Depuis 1978, dès la parution de La grosse femme d’à côté est enceinte, Victoire est bien présente dans l’univers de l’auteur. Pour le plus grand plaisir de ses lecteurs, l’écrivain remonte le temps jusqu’en 1898 et raconte les prémisses des amours interdites qui l’unissent à son grand frère Josaphat-le-violon.

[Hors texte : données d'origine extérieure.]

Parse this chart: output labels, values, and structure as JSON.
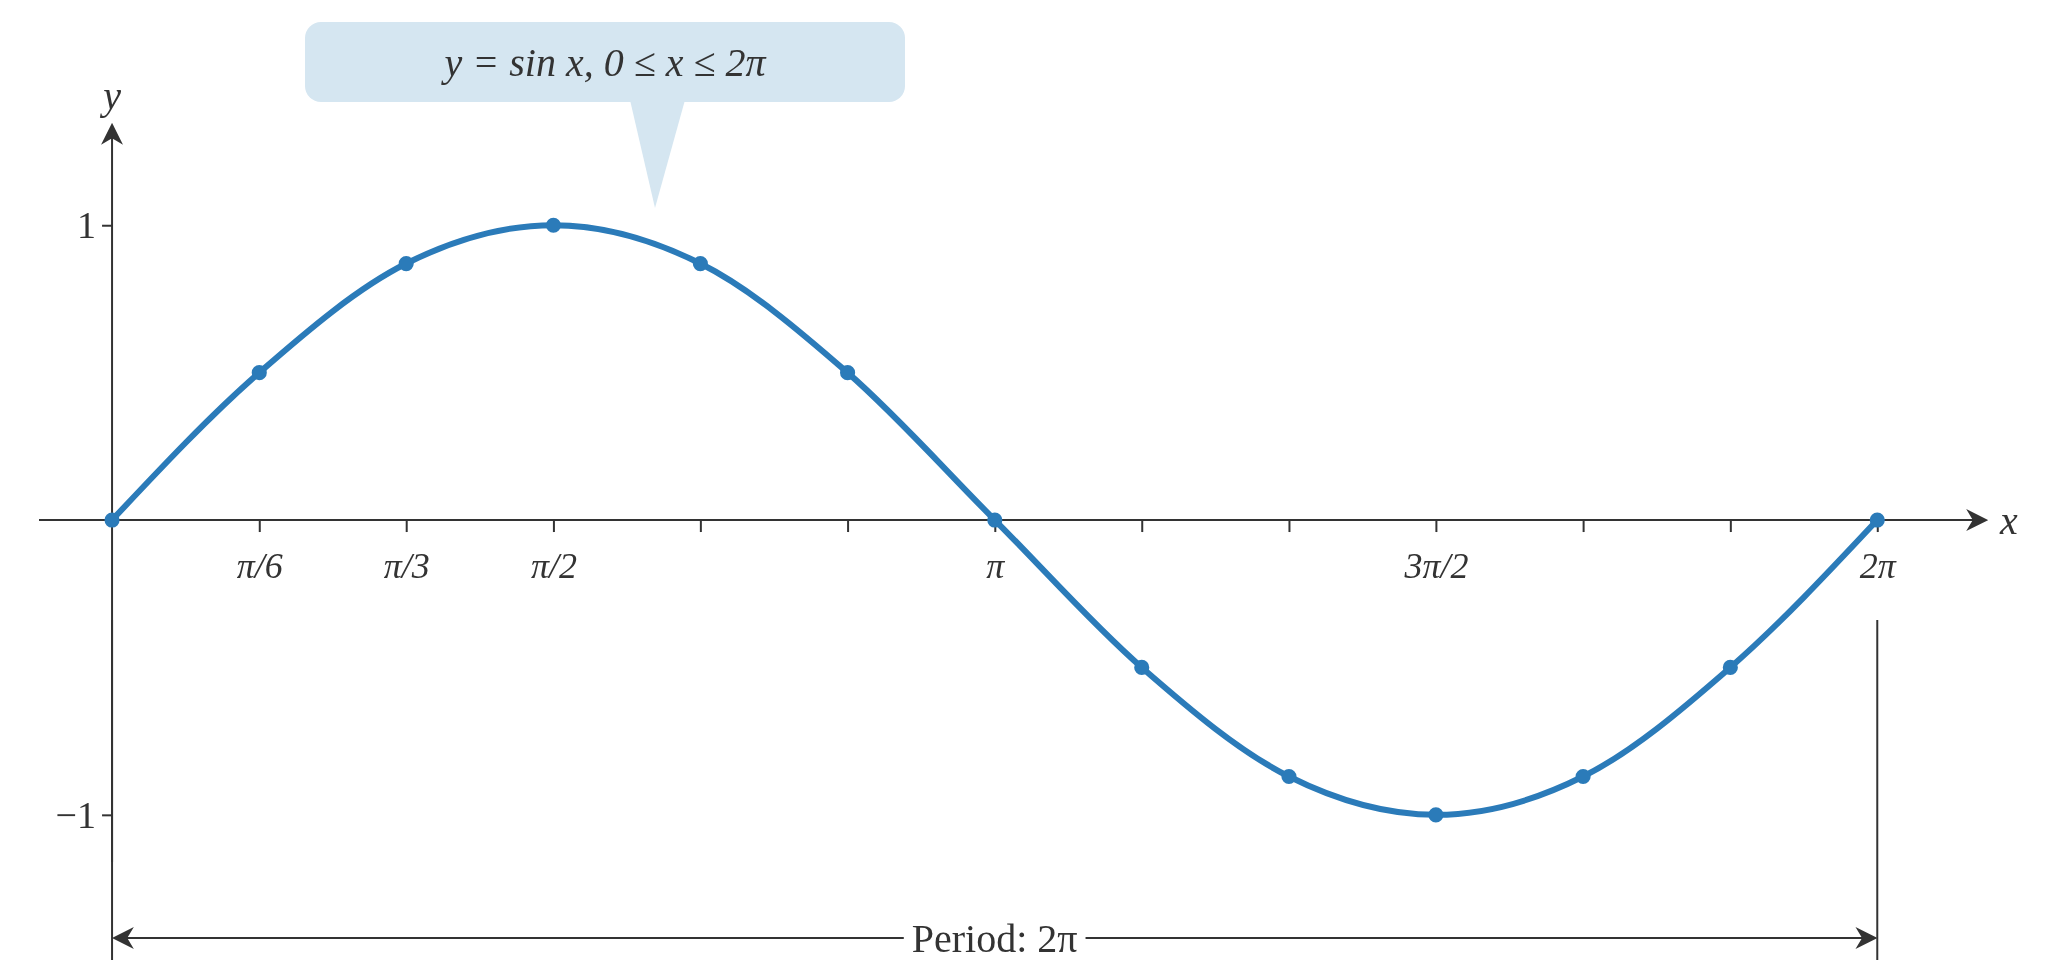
{
  "chart_data": {
    "type": "line",
    "xlabel": "x",
    "ylabel": "y",
    "x": [
      0,
      0.524,
      1.047,
      1.571,
      2.094,
      2.618,
      3.142,
      3.665,
      4.189,
      4.712,
      5.236,
      5.76,
      6.283
    ],
    "series": [
      {
        "color": "#2b7bb9",
        "values": [
          0,
          0.5,
          0.87,
          1,
          0.87,
          0.5,
          0,
          -0.5,
          -0.87,
          -1,
          -0.87,
          -0.5,
          0
        ]
      }
    ],
    "xlim": [
      -0.26,
      6.67
    ],
    "ylim": [
      -1.16,
      1.34
    ],
    "xticks": [
      {
        "value": 0.524,
        "label": "π/6"
      },
      {
        "value": 1.047,
        "label": "π/3"
      },
      {
        "value": 1.571,
        "label": "π/2"
      },
      {
        "value": 2.094,
        "label": null
      },
      {
        "value": 2.618,
        "label": null
      },
      {
        "value": 3.142,
        "label": "π"
      },
      {
        "value": 3.665,
        "label": null
      },
      {
        "value": 4.189,
        "label": null
      },
      {
        "value": 4.712,
        "label": "3π/2"
      },
      {
        "value": 5.236,
        "label": null
      },
      {
        "value": 5.76,
        "label": null
      },
      {
        "value": 6.283,
        "label": "2π"
      }
    ],
    "yticks": [
      1,
      {
        "value": -1,
        "label": "−1"
      }
    ],
    "annotations": [
      "y = sin x, 0 ≤ x ≤ 2π",
      "Period: 2π"
    ],
    "grid": false,
    "marker": "circle",
    "line_style": "solid"
  }
}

En ajoutant un point d’exclamation au titre, Victoire !, Michel Tremblay indique que non seulement il veut rendre hommage au personnage coloré qu’il a introduit dans nombre de ses romans, mais qu’il tient aussi à souligner dans ce récit un haut fait, un heureux dénouement. Les fans du prolifique auteur savent que Victoire, née en 1878 à Duhamel, dans la Petite-Nation, puis exilée à Montréal, est la belle-mère de Nana, la Grosse femme, et par conséquent la grand-mère paternelle de Jean-Marc, l’alter ego de Michel Tremblay. Afin de célébrer ses origines familiales, l’écrivain propose une émouvante élégie, un poème mélancolique, un vibrant hymne à l’amour et à la nature. Et à la musique.

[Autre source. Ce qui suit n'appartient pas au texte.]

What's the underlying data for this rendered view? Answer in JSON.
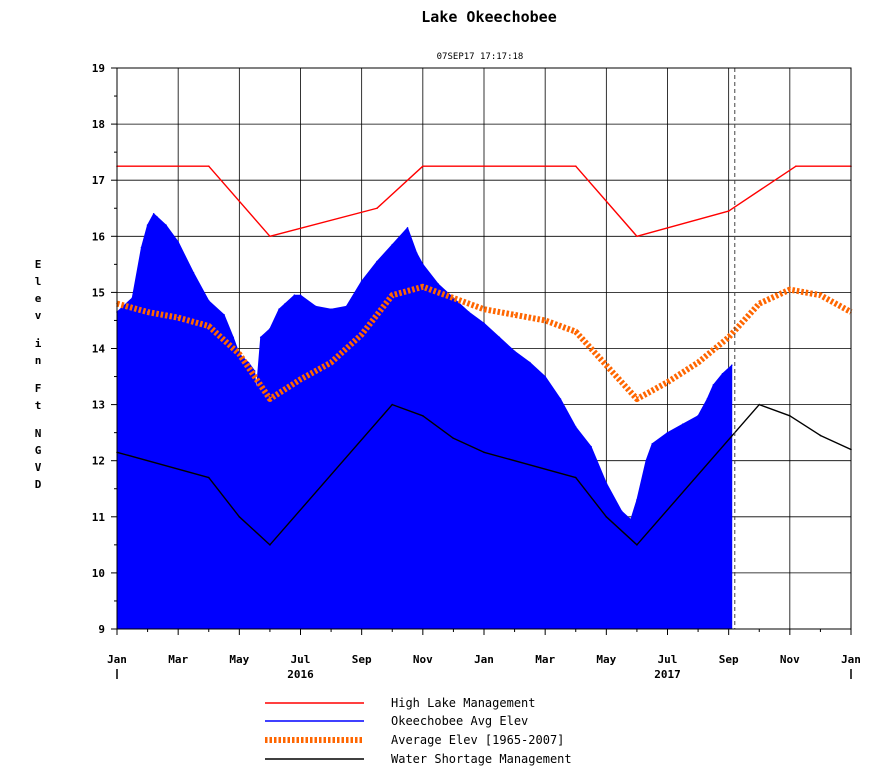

Il est vrai que Josaphat-le-violon est digne du surnom qu’il n’a pas usurpé. Pour conquérir le cœur de son adorée jeune sœur – qui revient d’un long exil de sept ans dans un couvent de Papineauville –, il lui joue ses premières compositions. Victoire s’étonne de son nouveau talent : « Cette musique cachait-elle quelque chose que je ne voyais pas, un secret qu’il ne pouvait exprimer qu’à travers son instrument de musique ? » Josaphat est avare d’explications : « Pourquoi tu veux savoir où j’ai appris ça, d’abord ? Ça a aucune importance… » Les lecteurs assidus des Chroniques du Plateau Mont-Royal et de La diaspora des Desrosiersconnaissent la réponse, car eux savent que ce sont les invisibles fées Rose, Violette et Mauve, et leur mère Florence, qui ont initié Josaphat à la musique. Entre autres choses.
Orphelins depuis à peine six mois, puisqu’ils ont perdu leurs parents le jour de Noël précédent dans l’incendie de l’église du village, Victoire et Josaphat réapprennent doucement à se connaître. Leurs retrouvailles se font petit à petit et leur amour fraternel se développera en amour tout court. Au cœur des Laurentides, dans une nature magnifiée, et au son des doux ou terribles accents du violon de Josaphat, Victoire comprend que le bonheur est à sa portée. « À cause justement du violon, une vérité, une possibilité de vérité, m’est tombée dessus, qui a failli me tuer. » Victoire a maintenant son destin en mains et ce sera à elle de choisir.
En page couverture, la reproduction d’un tableau du Russe Chaïm Soutine résume l’intrigue : main dans la main, un garçonnet et une fillette sont en route vers un futur incertain.